Deborah Davis

Changing How People Look at Disabilities, One Image at a Time

Deborah Davis wants to change the way you see the world.

Davis is the founder and owner of PUSH Living, an online magazine for people in wheelchairs that focuses on accessible travel, lifestyle and business stories. Left in a wheelchair following a car accident at age 18, she went on to college, got married, had kids. She worked in nonprofit and for-profit businesses before deciding to start her own business.

“I wanted to tell stories about people like me – moms, wives, partners, friends, entrepreneurs. People. We’re just people,” she says. “I felt like it filled a need within the community.”

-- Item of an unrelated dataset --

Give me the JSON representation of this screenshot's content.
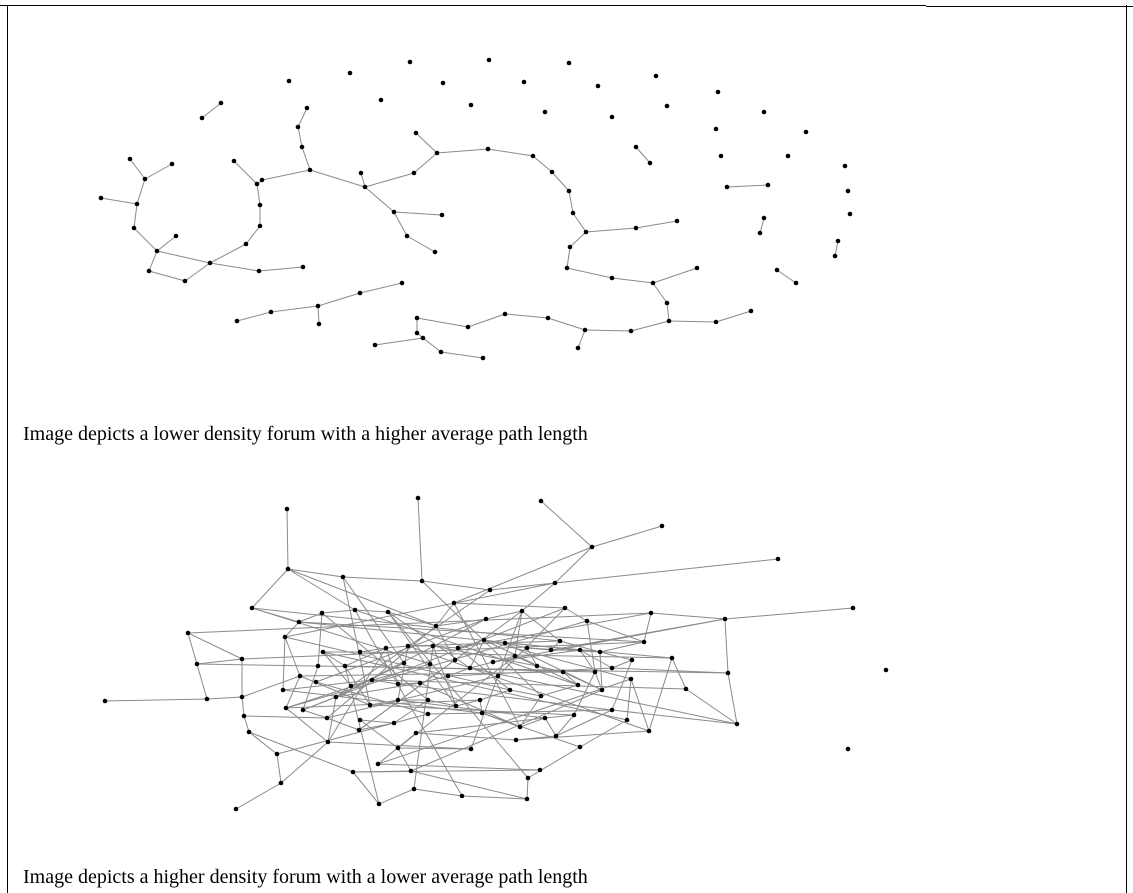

Her magazine profiles entrepreneurs who are in wheelchairs and features vacation spots that are inclusive. “We have people who are opening their doors to us, to offer access, but there is nothing (on their websites or advertising) to show that they are accessible.”

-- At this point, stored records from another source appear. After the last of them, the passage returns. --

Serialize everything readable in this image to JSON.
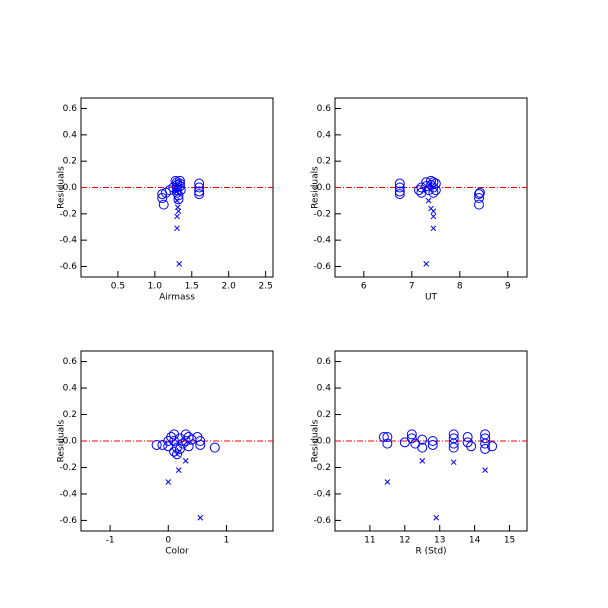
{
  "chart_data": [
    {
      "type": "scatter",
      "xlabel": "Airmass",
      "ylabel": "Residuals",
      "xlim": [
        0,
        2.6
      ],
      "ylim": [
        -0.68,
        0.68
      ],
      "xticks": [
        0.5,
        {
          "value": 1,
          "label": "1.0"
        },
        1.5,
        {
          "value": 2,
          "label": "2.0"
        },
        2.5
      ],
      "yticks": [
        0.6,
        0.4,
        0.2,
        {
          "value": 0,
          "label": "-0.0"
        },
        -0.2,
        -0.4,
        -0.6
      ],
      "hline": 0,
      "hline_color": "#ff0000",
      "series": [
        {
          "marker": "circle",
          "color": "#0000ff",
          "x": [
            1.1,
            1.1,
            1.12,
            1.15,
            1.28,
            1.3,
            1.3,
            1.3,
            1.3,
            1.3,
            1.32,
            1.32,
            1.34,
            1.34,
            1.34,
            1.35,
            1.6,
            1.6,
            1.6,
            1.6,
            1.2,
            1.25
          ],
          "values": [
            -0.05,
            -0.08,
            -0.13,
            -0.04,
            0.05,
            0.04,
            0.02,
            0,
            -0.02,
            -0.04,
            -0.06,
            -0.09,
            0.05,
            0.03,
            0.01,
            -0.02,
            0.03,
            0,
            -0.03,
            -0.05,
            -0.02,
            0
          ]
        },
        {
          "marker": "x",
          "color": "#0000ff",
          "x": [
            1.3,
            1.31,
            1.32,
            1.3,
            1.3,
            1.33,
            1.3,
            1.28
          ],
          "values": [
            -0.1,
            -0.15,
            -0.18,
            -0.22,
            -0.31,
            -0.58,
            -0.03,
            -0.02
          ]
        }
      ]
    },
    {
      "type": "scatter",
      "xlabel": "UT",
      "ylabel": "Residuals",
      "xlim": [
        5.4,
        9.4
      ],
      "ylim": [
        -0.68,
        0.68
      ],
      "xticks": [
        6,
        7,
        8,
        9
      ],
      "yticks": [
        0.6,
        0.4,
        0.2,
        {
          "value": 0,
          "label": "-0.0"
        },
        -0.2,
        -0.4,
        -0.6
      ],
      "hline": 0,
      "hline_color": "#ff0000",
      "series": [
        {
          "marker": "circle",
          "color": "#0000ff",
          "x": [
            6.75,
            6.75,
            6.75,
            6.75,
            7.15,
            7.2,
            7.2,
            7.3,
            7.3,
            7.35,
            7.4,
            7.4,
            7.45,
            7.45,
            7.45,
            7.5,
            7.5,
            8.4,
            8.4,
            8.4,
            8.42
          ],
          "values": [
            0.03,
            0,
            -0.03,
            -0.05,
            -0.02,
            0,
            -0.04,
            0.04,
            0.01,
            -0.02,
            0.05,
            0.02,
            0.04,
            0,
            -0.04,
            0.03,
            -0.02,
            -0.05,
            -0.08,
            -0.13,
            -0.04
          ]
        },
        {
          "marker": "x",
          "color": "#0000ff",
          "x": [
            7.3,
            7.35,
            7.4,
            7.45,
            7.45,
            7.45,
            7.25
          ],
          "values": [
            -0.58,
            -0.1,
            -0.16,
            -0.18,
            -0.22,
            -0.31,
            -0.02
          ]
        }
      ]
    },
    {
      "type": "scatter",
      "xlabel": "Color",
      "ylabel": "Residuals",
      "xlim": [
        -1.5,
        1.8
      ],
      "ylim": [
        -0.68,
        0.68
      ],
      "xticks": [
        -1,
        0,
        1
      ],
      "yticks": [
        0.6,
        0.4,
        0.2,
        {
          "value": 0,
          "label": "-0.0"
        },
        -0.2,
        -0.4,
        -0.6
      ],
      "hline": 0,
      "hline_color": "#ff0000",
      "series": [
        {
          "marker": "circle",
          "color": "#0000ff",
          "x": [
            -0.2,
            -0.1,
            0,
            0,
            0.05,
            0.1,
            0.1,
            0.15,
            0.15,
            0.2,
            0.25,
            0.3,
            0.3,
            0.35,
            0.35,
            0.4,
            0.5,
            0.55,
            0.55,
            0.8,
            0.2,
            0.1
          ],
          "values": [
            -0.03,
            -0.03,
            0,
            -0.04,
            0.03,
            0.05,
            0,
            -0.05,
            -0.1,
            0.02,
            -0.02,
            0.05,
            0,
            0.03,
            -0.04,
            0.01,
            0.03,
            0,
            -0.03,
            -0.05,
            -0.06,
            -0.08
          ]
        },
        {
          "marker": "x",
          "color": "#0000ff",
          "x": [
            0,
            0.18,
            0.3,
            0.55,
            0.15
          ],
          "values": [
            -0.31,
            -0.22,
            -0.15,
            -0.58,
            -0.1
          ]
        }
      ]
    },
    {
      "type": "scatter",
      "xlabel": "R (Std)",
      "ylabel": "Residuals",
      "xlim": [
        10,
        15.5
      ],
      "ylim": [
        -0.68,
        0.68
      ],
      "xticks": [
        11,
        12,
        13,
        14,
        15
      ],
      "yticks": [
        0.6,
        0.4,
        0.2,
        {
          "value": 0,
          "label": "-0.0"
        },
        -0.2,
        -0.4,
        -0.6
      ],
      "hline": 0,
      "hline_color": "#ff0000",
      "series": [
        {
          "marker": "circle",
          "color": "#0000ff",
          "x": [
            11.4,
            11.5,
            11.5,
            12,
            12.2,
            12.2,
            12.3,
            12.5,
            12.5,
            12.8,
            12.8,
            13.4,
            13.4,
            13.4,
            13.4,
            13.8,
            13.8,
            13.9,
            14.3,
            14.3,
            14.3,
            14.3,
            14.5
          ],
          "values": [
            0.03,
            0.03,
            -0.02,
            -0.01,
            0.05,
            0.02,
            -0.02,
            0.01,
            -0.05,
            0,
            -0.03,
            0.05,
            0.02,
            -0.02,
            -0.05,
            0.03,
            -0.01,
            -0.04,
            0.05,
            0.02,
            -0.02,
            -0.06,
            -0.04
          ]
        },
        {
          "marker": "x",
          "color": "#0000ff",
          "x": [
            11.5,
            12.5,
            12.9,
            13.4,
            14.3
          ],
          "values": [
            -0.31,
            -0.15,
            -0.58,
            -0.16,
            -0.22
          ]
        }
      ]
    }
  ]
}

To that end, her company in 2016 began selling stock lifestyle photos of people in wheelchairs to encourage corporations and media to be more inclusive in the images they show. They use models who are actually wheelchair users to ensure authenticity, and the models get paid for shoots and royalties for photos that are used, so it’s creating work as well as changing the way people look at disabilities. “We really hate to see images that are faked. It’s so easy to tell. They are not good representations of who we are.”

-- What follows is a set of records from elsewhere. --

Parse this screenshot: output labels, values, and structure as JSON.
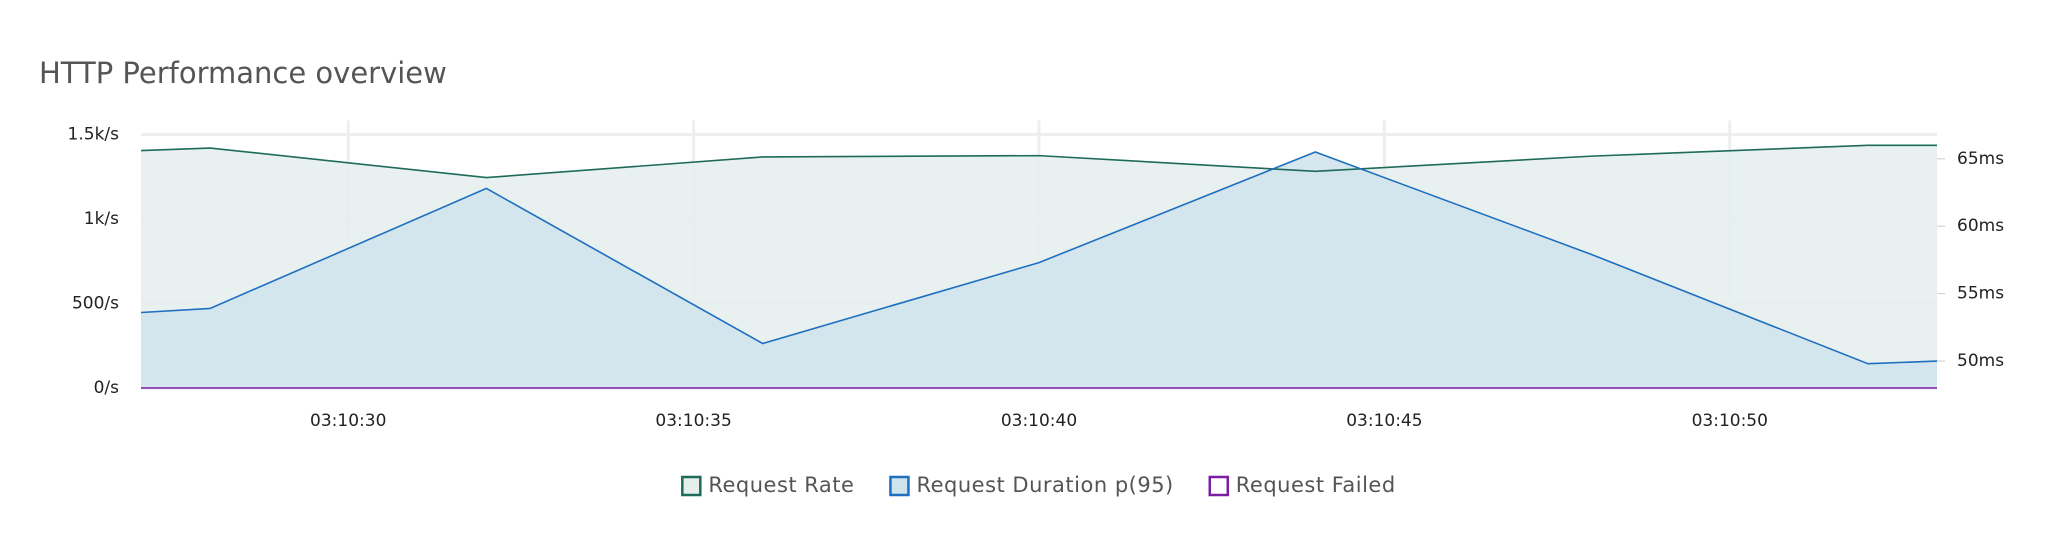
{
  "chart_data": {
    "type": "line",
    "title": "HTTP Performance overview",
    "x": [
      "03:10:27",
      "03:10:28",
      "03:10:32",
      "03:10:36",
      "03:10:40",
      "03:10:44",
      "03:10:48",
      "03:10:52",
      "03:10:53"
    ],
    "xlim": [
      "03:10:27",
      "03:10:53"
    ],
    "xticks": [
      "03:10:30",
      "03:10:35",
      "03:10:40",
      "03:10:45",
      "03:10:50"
    ],
    "ylim": [
      0,
      1500
    ],
    "yticks": [
      {
        "value": 0,
        "label": "0/s"
      },
      {
        "value": 500,
        "label": "500/s"
      },
      {
        "value": 1000,
        "label": "1k/s"
      },
      {
        "value": 1500,
        "label": "1.5k/s"
      }
    ],
    "y2lim": [
      48,
      66.8
    ],
    "y2ticks": [
      {
        "value": 50,
        "label": "50ms"
      },
      {
        "value": 55,
        "label": "55ms"
      },
      {
        "value": 60,
        "label": "60ms"
      },
      {
        "value": 65,
        "label": "65ms"
      }
    ],
    "grid": true,
    "legend": "bottom",
    "series": [
      {
        "name": "Request Rate",
        "color": "#1e6b5a",
        "fill": "#e4efec",
        "values": [
          1405,
          1420,
          1245,
          1367,
          1375,
          1282,
          1372,
          1436,
          1436
        ]
      },
      {
        "name": "Request Duration p(95)",
        "color": "#1f6fc0",
        "fill": "#cfe3ec",
        "axis": "y2",
        "values": [
          53.6,
          53.9,
          62.8,
          51.3,
          57.3,
          65.5,
          57.9,
          49.8,
          50.0
        ]
      },
      {
        "name": "Request Failed",
        "color": "#7b1fa2",
        "values": [
          0,
          0,
          0,
          0,
          0,
          0,
          0,
          0,
          0
        ]
      }
    ]
  }
}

When the stock image business first started, it was featured by ABC on their business page. Davis said she was sure that sort of coverage would have tourism bureaus clamoring for photos – but so far, that hasn’t happened. Most of the stock photos they sell are used by the government sector and hospitals. Soon, Davis plans to start a Kickstarter and public relations campaign to raise awareness about the inclusive stock photos. On social media and on PUSHLiving.com, she uses hashtags like #pushauthentic and #elevatedisability.

Davis says she would love to see images of people with disabilities used more broadly in media.
“Imagery is everything. To see a woman in a wheelchair holding a baby, for instance, and both of them looking happy. It’s such a natural thing. But some people don’t even know that people with disabilities can have babies. Or be beautiful. Or sexual. The impact that images like that could have is profound.”

Her goal is to change the way people view disabilities, she says. “I just want people to see people for who they are. For it to become natural and normal to see people with disabilities in ads. That will help everyday people who don’t have disabilities. And think how it will help people with disabilities feel! It will be better for all of us.”